A la fin de cette année étrange, faite de nombreuses tragédies et de quelques bonnes nouvelles, il faut s’habituer à vivre dans un monde de plus en plus incertain, dans des oscillations de plus en plus fortes. Malgré tout, au milieu des désordres, 10 tendances se dessinent dans le tourbillon de 2015.
1. C’en est fini des routines, l’histoire va s’accélérer dans les surprises, les barbaries et les démesures : la première leçon de l’année est donc la prévisibilité de l’imprévisible, la probabilité des surprises.
2. La violence est sortie de sa cage. Violence des mots, comme on l’a vu tant pendant les élections régionales en France que durant les élections primaires des républicains aux Etats-Unis. Violences domestiques, comme l’ont rappelé d’innombrables faits divers. Violence des armées, comme on l’a vu au Mali, en Ukraine, en Syrie, en Irak. Violences des terroristes, comme on l’a vu en France, en Egypte, en Russie, au Nigeria et dans tant d’autres endroits. Violence énigmatique, aussi, avec ses meurtres apparemment sans mobile, comme on l’a vu partout, en particulier aux Etats-Unis. Il est donc fini le temps où l’on pouvait dire que le monde était moins violent que jamais. La courbe s’est inversée en 2015.
3. La tentation protectionniste a connu d’inquiétantes avancées. Protectionnisme des marchandises, comme on l’a constaté cette année au Brésil, en Inde et ailleurs. Protectionnisme des idées, ainsi qu’on l’a vu aux élections en Hongrie, en France et au cours des primaires américaines. Protectionnisme des gens, comme on le voit en Europe avec la remise en question des accords de Schengen et l’érection de murailles dans bien des pays.
4. La tentation sécuritaire a également beaucoup progressé. En France avec l’état d’urgence, en de nombreux endroits du monde à travers la croissance des budgets de police et de défense et la réduction des libertés publiques. En fait, partout, c’est la sécurité qui a été préférée à la liberté.
5. Les inégalités se sont dramatiquement creusées.

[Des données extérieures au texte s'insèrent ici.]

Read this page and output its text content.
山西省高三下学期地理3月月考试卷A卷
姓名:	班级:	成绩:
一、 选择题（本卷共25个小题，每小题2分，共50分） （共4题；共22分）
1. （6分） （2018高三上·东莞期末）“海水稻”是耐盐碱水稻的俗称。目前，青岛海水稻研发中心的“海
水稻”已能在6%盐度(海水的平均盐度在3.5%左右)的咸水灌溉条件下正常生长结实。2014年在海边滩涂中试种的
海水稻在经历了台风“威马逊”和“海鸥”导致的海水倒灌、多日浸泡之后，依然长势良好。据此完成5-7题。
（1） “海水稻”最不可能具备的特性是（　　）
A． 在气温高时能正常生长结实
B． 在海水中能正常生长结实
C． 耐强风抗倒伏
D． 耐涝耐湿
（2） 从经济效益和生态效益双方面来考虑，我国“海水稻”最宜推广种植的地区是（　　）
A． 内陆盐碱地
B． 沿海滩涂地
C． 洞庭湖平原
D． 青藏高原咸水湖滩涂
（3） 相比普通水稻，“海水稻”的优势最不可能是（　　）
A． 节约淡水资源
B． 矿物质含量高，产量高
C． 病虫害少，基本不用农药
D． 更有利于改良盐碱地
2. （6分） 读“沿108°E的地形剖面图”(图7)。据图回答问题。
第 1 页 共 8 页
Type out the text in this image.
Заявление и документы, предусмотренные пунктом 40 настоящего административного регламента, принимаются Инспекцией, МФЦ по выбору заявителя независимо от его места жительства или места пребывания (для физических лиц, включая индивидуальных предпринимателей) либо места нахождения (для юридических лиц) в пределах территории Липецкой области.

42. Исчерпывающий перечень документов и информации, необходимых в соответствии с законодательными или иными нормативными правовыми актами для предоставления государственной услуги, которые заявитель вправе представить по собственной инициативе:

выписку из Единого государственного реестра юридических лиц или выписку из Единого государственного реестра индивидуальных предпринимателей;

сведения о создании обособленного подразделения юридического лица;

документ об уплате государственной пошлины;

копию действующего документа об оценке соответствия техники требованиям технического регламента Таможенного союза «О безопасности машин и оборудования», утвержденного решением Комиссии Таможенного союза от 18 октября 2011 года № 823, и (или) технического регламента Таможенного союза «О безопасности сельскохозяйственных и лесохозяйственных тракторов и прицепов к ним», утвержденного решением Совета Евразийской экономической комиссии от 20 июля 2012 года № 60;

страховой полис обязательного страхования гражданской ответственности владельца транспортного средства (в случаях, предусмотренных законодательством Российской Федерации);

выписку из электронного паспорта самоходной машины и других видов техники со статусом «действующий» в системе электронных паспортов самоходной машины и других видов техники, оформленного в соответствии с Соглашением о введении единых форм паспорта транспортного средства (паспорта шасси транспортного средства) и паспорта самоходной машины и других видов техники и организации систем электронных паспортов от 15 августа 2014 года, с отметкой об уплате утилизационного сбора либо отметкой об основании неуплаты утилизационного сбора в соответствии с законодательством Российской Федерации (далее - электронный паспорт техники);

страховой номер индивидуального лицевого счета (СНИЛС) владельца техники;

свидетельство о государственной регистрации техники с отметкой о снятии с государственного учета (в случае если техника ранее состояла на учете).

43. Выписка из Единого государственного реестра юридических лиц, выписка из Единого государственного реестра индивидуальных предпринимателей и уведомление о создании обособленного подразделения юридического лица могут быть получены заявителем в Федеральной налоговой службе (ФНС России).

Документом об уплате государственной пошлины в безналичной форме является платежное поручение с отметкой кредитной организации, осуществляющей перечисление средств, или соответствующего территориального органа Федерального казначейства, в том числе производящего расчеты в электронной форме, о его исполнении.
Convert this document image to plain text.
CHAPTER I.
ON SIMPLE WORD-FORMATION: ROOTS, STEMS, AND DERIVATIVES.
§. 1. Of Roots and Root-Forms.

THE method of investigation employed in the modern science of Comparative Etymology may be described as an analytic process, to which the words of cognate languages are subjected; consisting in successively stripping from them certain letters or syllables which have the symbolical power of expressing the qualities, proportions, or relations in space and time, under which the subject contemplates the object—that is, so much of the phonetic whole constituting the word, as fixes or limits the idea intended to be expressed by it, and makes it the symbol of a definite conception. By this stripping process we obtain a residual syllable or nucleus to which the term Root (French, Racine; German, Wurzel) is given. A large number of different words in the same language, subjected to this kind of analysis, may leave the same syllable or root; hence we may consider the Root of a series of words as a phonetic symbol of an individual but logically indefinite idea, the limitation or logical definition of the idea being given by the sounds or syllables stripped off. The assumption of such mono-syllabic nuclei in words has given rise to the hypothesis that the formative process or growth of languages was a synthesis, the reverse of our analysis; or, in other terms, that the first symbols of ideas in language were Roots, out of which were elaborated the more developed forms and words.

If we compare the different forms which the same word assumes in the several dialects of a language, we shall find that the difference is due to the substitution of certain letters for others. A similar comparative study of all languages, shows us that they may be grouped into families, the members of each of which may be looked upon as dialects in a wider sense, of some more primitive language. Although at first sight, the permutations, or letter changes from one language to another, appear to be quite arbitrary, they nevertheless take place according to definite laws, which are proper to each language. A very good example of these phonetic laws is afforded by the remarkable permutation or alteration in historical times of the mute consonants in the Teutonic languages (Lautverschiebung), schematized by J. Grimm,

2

Jamais les 1 % les plus riches n’ont contrôlé comme aujourd’hui une part majoritaire des richesses du monde.
6. Inversement, l’état de droit mondial a accompli des progrès. En particulier avec l’accord au sein de l’OCDE sur la taxation mondiale des multinationales, et la réussite de la COP21 sur le climat. Même si ces deux textes sont encore très incomplets – pour l’un, à cause des innombrables paradis fiscaux non concernés par le texte ; pour l’autre, en raison de l’absence de fixation d’un prix du carbone.
7. Une formidable prise de conscience a commencé : jamais il n’y eut autant d’ONG, d’associations, de fondations, de mécènes… L’ont ainsi illustré le prix Nobel de la paix attribué à des associations tunisiennes et l’abandon de leur fortune par plusieurs milliardaires américains, dont Mark Zuckerberg.
8. De même, de superbes progrès ont été accomplis dans l’usage des nouvelles technologies en matière de santé, d’éducation et d’agriculture.
9. Des avancées ont été garanties dans la construction européenne, qui a résisté à la crise grecque, malgré toutes les craintes.
10. Enfin, et c’est peut-être l’essentiel, une prodigieuse prolifération d’oeuvres d’art, utilisant les nouvelles technologies pour s’exprimer et se faire connaître, a submergé la planète, comme l’ont montré les grandes foires de Miami, New York, Hongkong, Venise et Paris.
2015 restera donc comme l’année du retournement, de l’accélération de ces 10 signaux faibles. Pour le meilleur ? Pour le pire ? 2016 le dira.